Night Bulb Inventor - Thomas A Edison

THOMAS A. EDISON (NIGHT BULB)
Born in 1847 - Died in 1931

Thomas Alva Edison was called Alva, or Al by his family. He was a very
curious child. He was always asking questions. Even his mother, who had once
been a schoolteacher could not answer all his questions. He would experiment
to try to find the answers. Once he tried to hatch some eggs by sitting on
them. Another time he accidently burned down the family's barn.

The teacher told someone that she thought there was something wrong with
Alva; that he was "addled" * . He told his mother and they took him out of
the school. He only went to school for 3 months in his whole life. After
that, he was taught at home.

He wanted to experiment. To make money for his experiments, he went to work
at age 12 selling newspapers and candy on a train. When he had some spare
time on the train, he would do experiments in the baggage car.

When he was 16 he went to work for the telegraph * office sending messages.

He became nearly deaf due to an injury to his ears. He later said he didn't
mind being deaf because it helped him to concentrate.

When he was 22 years old he went to New York. He only had $1 in his pocket.
He hunted for a job during the day, and at night he slept in the basement of
a gold company. He watched everything around him very closely. Some
equipment broke down and Edison was able to fix it because he had been
watching it work before he went to sleep each night. The owners gave him a
job. He improved the machine so much that the company paid him $40,000 for
his invention. He started the American Telegraph Works in New Jersey.

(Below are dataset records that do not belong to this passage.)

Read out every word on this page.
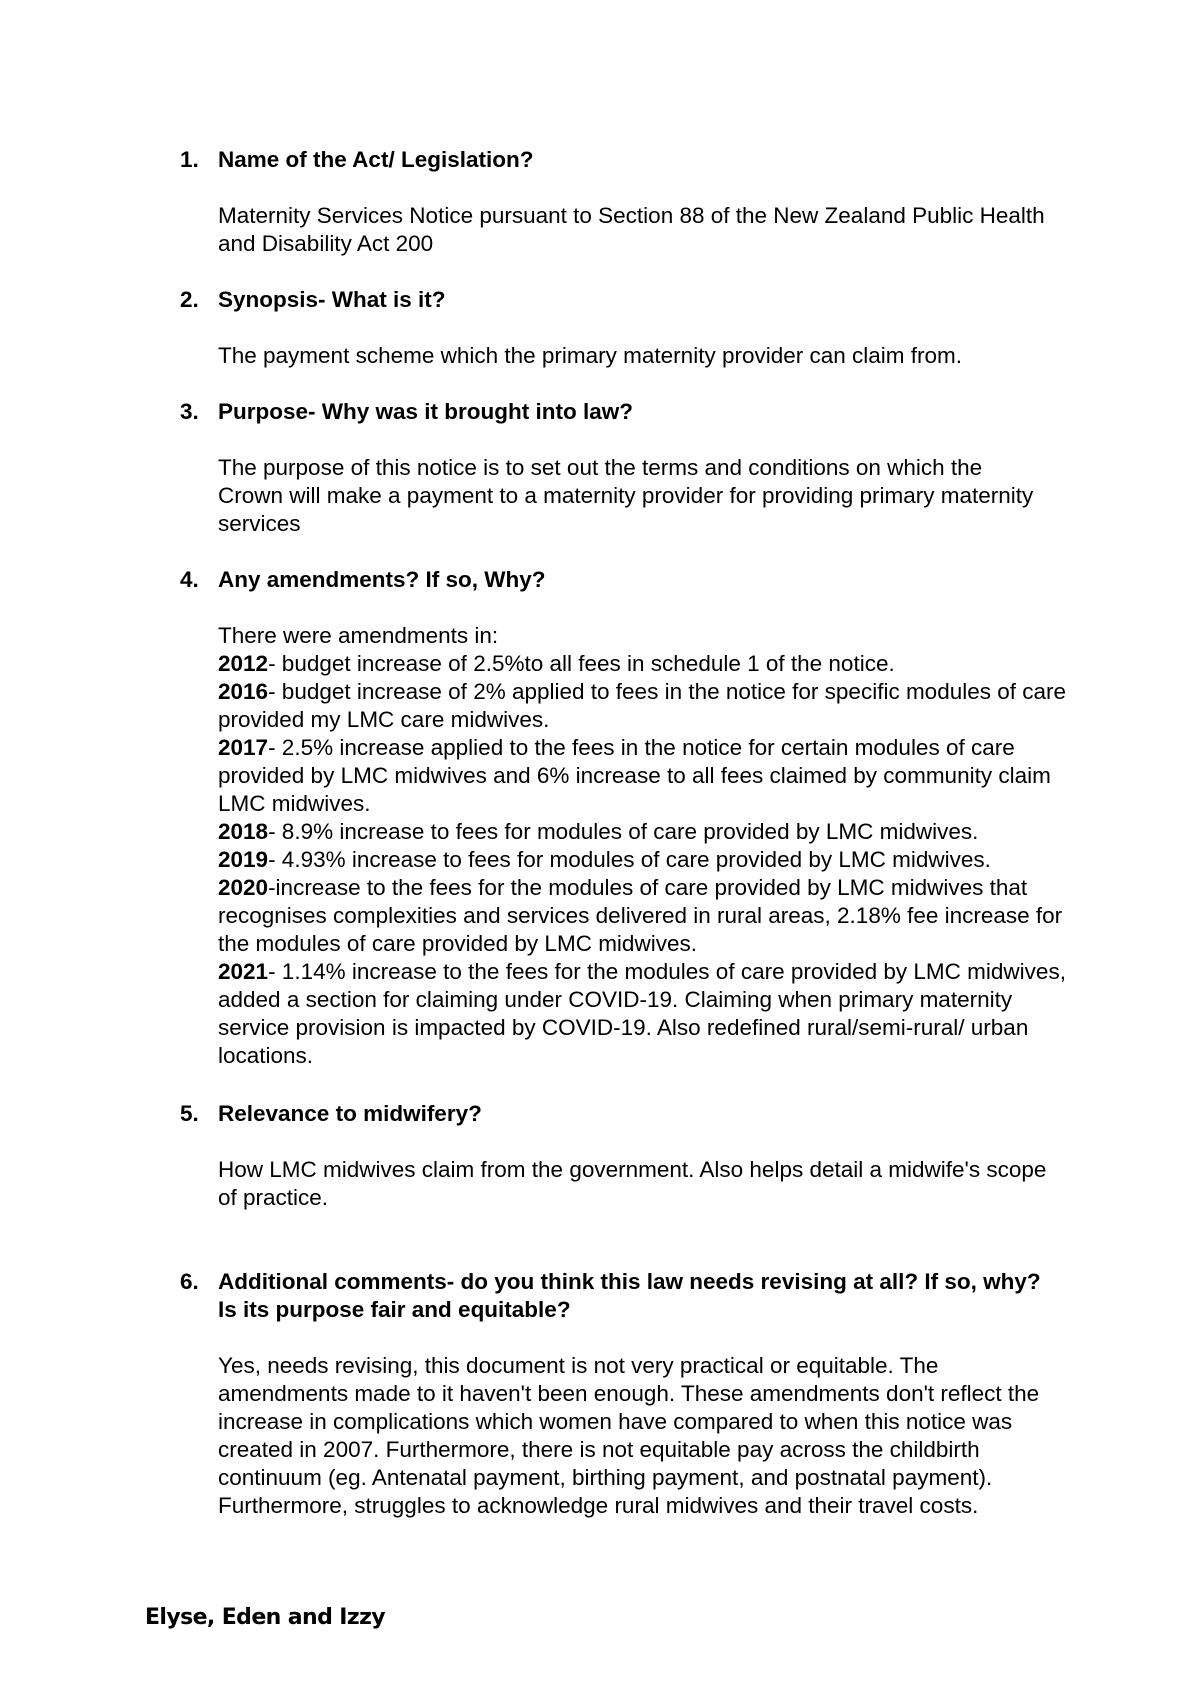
1. Name of the Act/ Legislation?
Maternity Services Notice pursuant to Section 88 of the New Zealand Public Health and Disability Act 200
2. Synopsis- What is it?
The payment scheme which the primary maternity provider can claim from.
3. Purpose- Why was it brought into law?
The purpose of this notice is to set out the terms and conditions on which the Crown will make a payment to a maternity provider for providing primary maternity services
4. Any amendments? If so, Why?

There were amendments in:

2012- budget increase of 2.5%to all fees in schedule 1 of the notice.

2016- budget increase of 2% applied to fees in the notice for specific modules of care provided my LMC care midwives.

2017- 2.5% increase applied to the fees in the notice for certain modules of care provided by LMC midwives and 6% increase to all fees claimed by community claim LMC midwives.

2018- 8.9% increase to fees for modules of care provided by LMC midwives.

2019- 4.93% increase to fees for modules of care provided by LMC midwives.

2020-increase to the fees for the modules of care provided by LMC midwives that recognises complexities and services delivered in rural areas, 2.18% fee increase for the modules of care provided by LMC midwives.

2021- 1.14% increase to the fees for the modules of care provided by LMC midwives, added a section for claiming under COVID-19. Claiming when primary maternity service provision is impacted by COVID-19. Also redefined rural/semi-rural/ urban locations.

5. Relevance to midwifery?
How LMC midwives claim from the government. Also helps detail a midwife's scope of practice.
6. Additional comments- do you think this law needs revising at all? If so, why? Is its purpose fair and equitable?
Yes, needs revising, this document is not very practical or equitable. The amendments made to it haven't been enough. These amendments don't reflect the increase in complications which women have compared to when this notice was created in 2007. Furthermore, there is not equitable pay across the childbirth continuum (eg. Antenatal payment, birthing payment, and postnatal payment). Furthermore, struggles to acknowledge rural midwives and their travel costs.
Elyse, Eden and Izzy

He built a laboratory in Menlo Park, New Jersey. It was here with his
employees that he made many of his inventions. He would work night after
night, and sometimes he would fall asleep at his workbench. His wife
wouldn't see him for days at a time.

He and his team worked to make a light bulb that would burn for a long time
without burning out. They tried 1,500 materials and nothing worked well.
Finally he tried a new material in
the filament * that burned nearly 200 hours.

After he had made the light bulb, he worked to make a power system so that
people could use the bulb. In 1882 he flipped a switch and 85 houses in New
York City had electric lights for the first time.

Thomas Edison was probably the world's greatest inventor. He had a patent on
1,093 inventions. In addition to the electric light, he also invented the
phonograph * , a camera to take motion pictures, a cement mixer, the
automatic * telegraph, and he improved Alexander Graham Bell's telephone.